Фрагмент книги «Портреты современников»
Задача моя осложняется еще тем, что вспоминая отца как человека и художника и говоря о значительном и несостоятельном в его творчестве, я невольно вспоминаю и себя в годы, протекавшие когда-то в России и заграницей, куда меня возили с малых лет, вспоминаю и то, что слышал от близких о молодости отца, и семейную хронику моей матери, имевшей немалое влияние на его художническую судьбу, вспоминаю и многих, с кем они водились — и знаменитостей, и просто друзей, знакомых.
Теперь, когда почти все умерли и не только они, но канул в вечность весь старый русский мир, как-то жаль не помянуть к слову этих людей, даже тех, что лишь случайно, смутными тенями, оживают в мемуарах современников.
Уступая желанию закрепить прошлое, как оно мерещится по детским воспоминаниям в связи с творчеством Константина Егоровича, очень трудно написать что-либо стройное. Вперед прошу извинить меня за расплывчатость изложения в этих воспоминаниях, «разросшихся по древу» по мере того, как я писал… Если же окажется, что в этих строках слишком много автобиографических подробностей, оправданием да послужит мне то, что это свое, личное, как бы оно ни было овеяно очарованием детства, я старался оградить от всякой «Dichtung», отмечая одну строго проверенную, «Wahrheit».
Семья
Наша семья, в течение первых пятнадцати лет совместной жизни с отцом, была дружной, гармонически слитной семьей. Нежность к нему, знаменитому, балованному художнику, приобретала оттенок восторженного поклонения. Существом высшего порядка входил он в наш детский быт, не вмешиваясь в мелочи домашних будней, вечно увлеченный своей работой, постоянно исчезавший куда-то, чтобы вернуться опять и всё наполнить и озарить собою. Экспансивно ласков с нами, детьми, он не был, но никогда и не раздражался обидно. Только, бывало, нахмурит густые, мохнатые брови и пристально взглянет своими голубыми немного на выкате глазами; дело редко кончалось легким подзатыльником.
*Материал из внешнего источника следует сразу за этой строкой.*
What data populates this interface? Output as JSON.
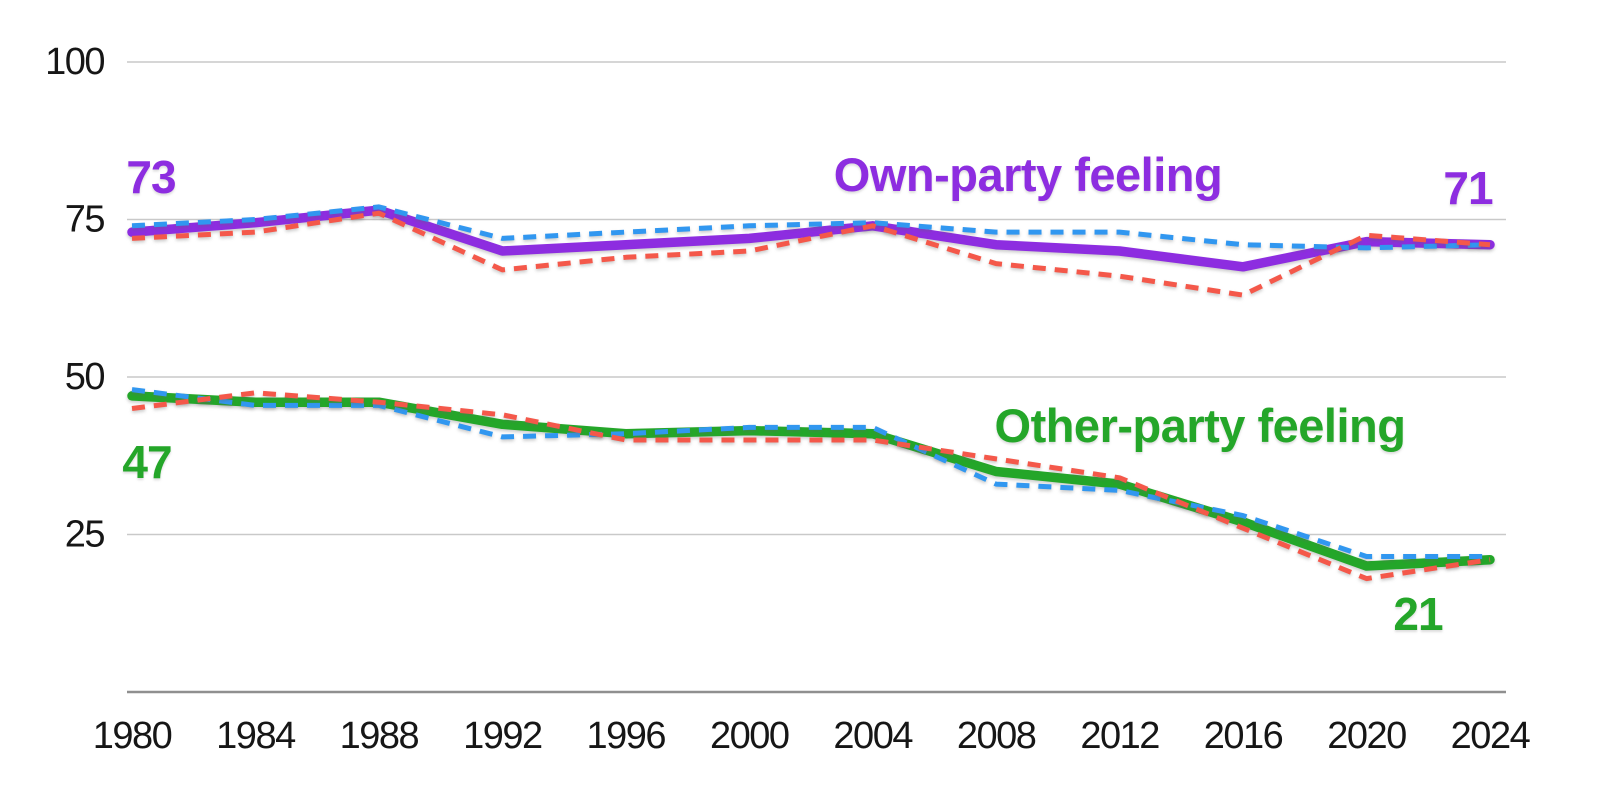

Не помню ни одной ссоры его с матерью, ни одного сказанного им резкого слова.
В обществе бывал он неизменно приятен и словоохотлив, на лицах появлялась улыбка, когда Константин Егорович входил в комнату. К людям он относился почти наивно доверчиво; если и настораживался против кого-нибудь, так больше из неприязни ко всякому уродству, от избытка страсти ко всему красивому на белом свете. Как художник, он был скромен на редкость и всегда готов радостно отозваться на чужую удачу. Вращаясь в среде, где так обычна профессиональная зависть, он отличался отсутствием самомнения и доброжелательством к товарищам по профессии, хотя и приходил в отчаяние от уничижительной критики какого-нибудь Стасова или от того, что ему, Константину Маковскому, «никогда так правдиво и ярко не написать, как написал Семирадский». Именно это сказал он моей матери, возвратясь с вернисажа Академической выставки, где Петербург поразила многоаршинная «Фрина» Семирадского: «Что же, после этакой вещи только и остается, что бросить кисти»… А когда его самого хвалили, сравнивали с Тьеполо и Веронезом, он и внимания не обращал. Эта черта характера больше всего, вероятно, сообщала ему столько обаяния. Простодушие, незлобивость, улыбчивая общительность, талантливость щедрая и веселая открывали перед ним все двери. «К.Е. Маковский, — вспоминает Ю.Ю. Клевер, — вообще был истинной душою общества как среди художников, так и в великосветских кружках и в кругах денежных тузов. Он нигде не терялся и всегда приковывал к себе внимание».